Paolo Bonolis, dalla balbuzie al guinness dei primati: il dolore che ti cambia la vita

Paolo Bonolis ha raccontato la sua esperienza di vita e i problemi affrontati da piccolo. Ecco come è cambiata la sua vita oggi.

 

Paolo Bonolis è un conduttore televisivo che ha fatto la storia della tv. Ha condotto molti programmi di successo, tra cui Bim bum bam, Beato tra le donne, Tira e molla, Ciao Darwin, Chi ha incastrato Peter Pan?, Il senso della vita, Affari tuoi e l’ultimo programma Avanti un altro.

Paolo Bonolis
Paolo Bonolis ad un evento – Getty Images

Dal punto di vista della vita privata, è sposato con Sonia Bruganelli, attuale opinionista dell’edizione del Grande Fratello Vip, da cui ha avuto tre figli. Bonolis ha anche altri due figli avuti dal precedente matrimonio.

In pochi sanno che il conduttore ha sofferto di balbuzie da piccolo. Vediamo nel dettaglio la sua storia.

Paolo Bonolis ha superato la balbuzie che aveva da piccolo: ecco come è cambiata la sua vita

Bonolis e Bruganelli
Paolo Bonolis con sua moglie Sonia Bruganelli – Getty Images

In una intervista a Ok Salute Paolo Bonolis parla del rapporto che ha avuto con le parole e stupirà sapere che non è sempre stato idilliaco. Il conduttore, infatti, in passato ha sofferto di balbuzie, ma grazie all’intelligenza e all’aiuto dei suoi genitori ha vissuto un’infanzia felice.

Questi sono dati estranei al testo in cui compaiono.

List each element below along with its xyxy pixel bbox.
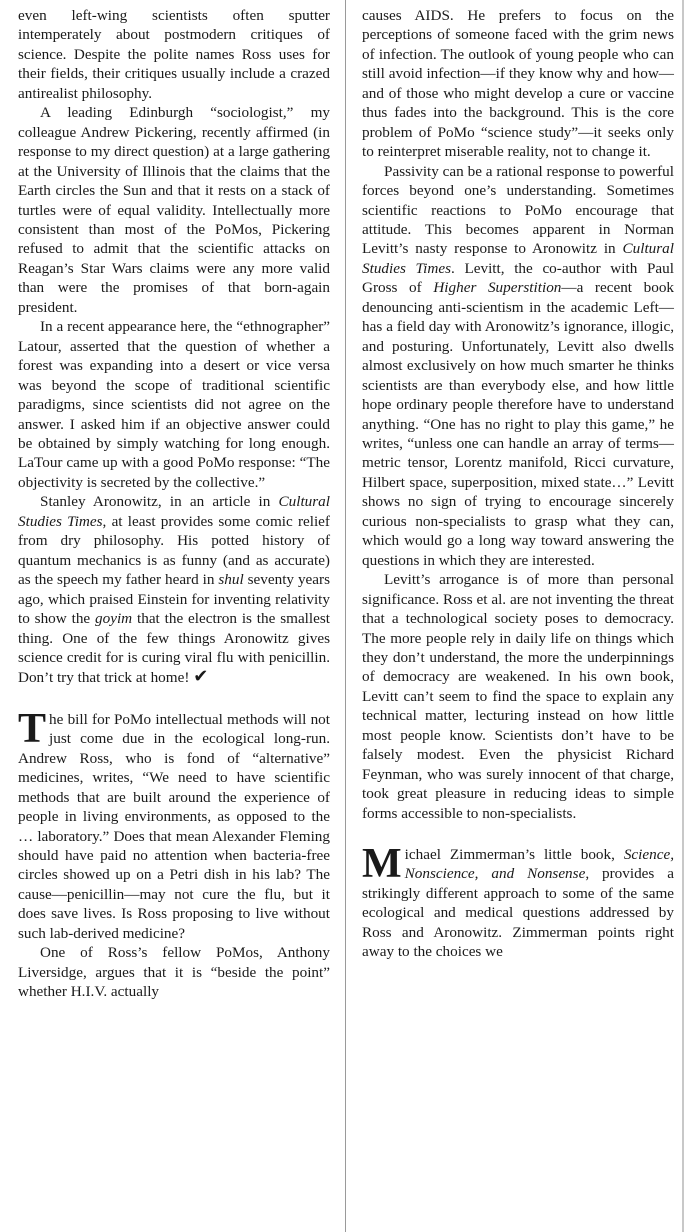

“Quando avevo cinque o sei anni balbettavo così tanto che starmi a sentire era un calvario. E quel naso… Lunghissimo, con dietro un abbozzo di faccia. Poi la pipì a letto, fino a 10, 11 anni. Insicurezza? Non lo so. Probabilmente sarà stato quello. Perché cause oggettive non ce n’erano, infatti tutto si è sistemato. Certo, se non fosse andata com’è andata non avrei mai potuto fare la tv” ha confessato il conduttore. “La maestra m’interrogava per iscritto.
Ma quando ero bambino, fin dalle elementari, la balbuzie era molto forte. Tanto che a volte balbettavo al punto da non poter essere interrogato. Sennò gli altri ragazzini dovevano passare tutta l’ora a sentire me. All’inizio ridevano e qualcuno mi prendeva in giro. Ma alla fine non ne potevano più e sbadigliavano. La maestra optò per l’interrogazione scritta. In quel modo le coltellate di Giulio Cesare rimanevano 33 e non diventavano 66…I miei genitori sono stati fondamentali per la mia autostima. Mi fecero comprendere che il mio difetto mai mi avrebbe impedito di essere come gli altri. Papà mi diceva: “Ricordati, questo problema non è il tuo problema, ma è di quelli che lo vedono tale. Tu non fai altro che dire le cose che pensi, come tutti. Ci metti solo più tempo” ha aggiunto.

La svolta è arrivata con il teatro, perché è lì che ha capito che concentrandosi sulla singola frase poteva parlare senza problemi. Dopo anni la vita gli ha dato la sua rivincita personale vincendo il Guiness World Records per il maggior numero di parole dei Promessi sposi in un minuto.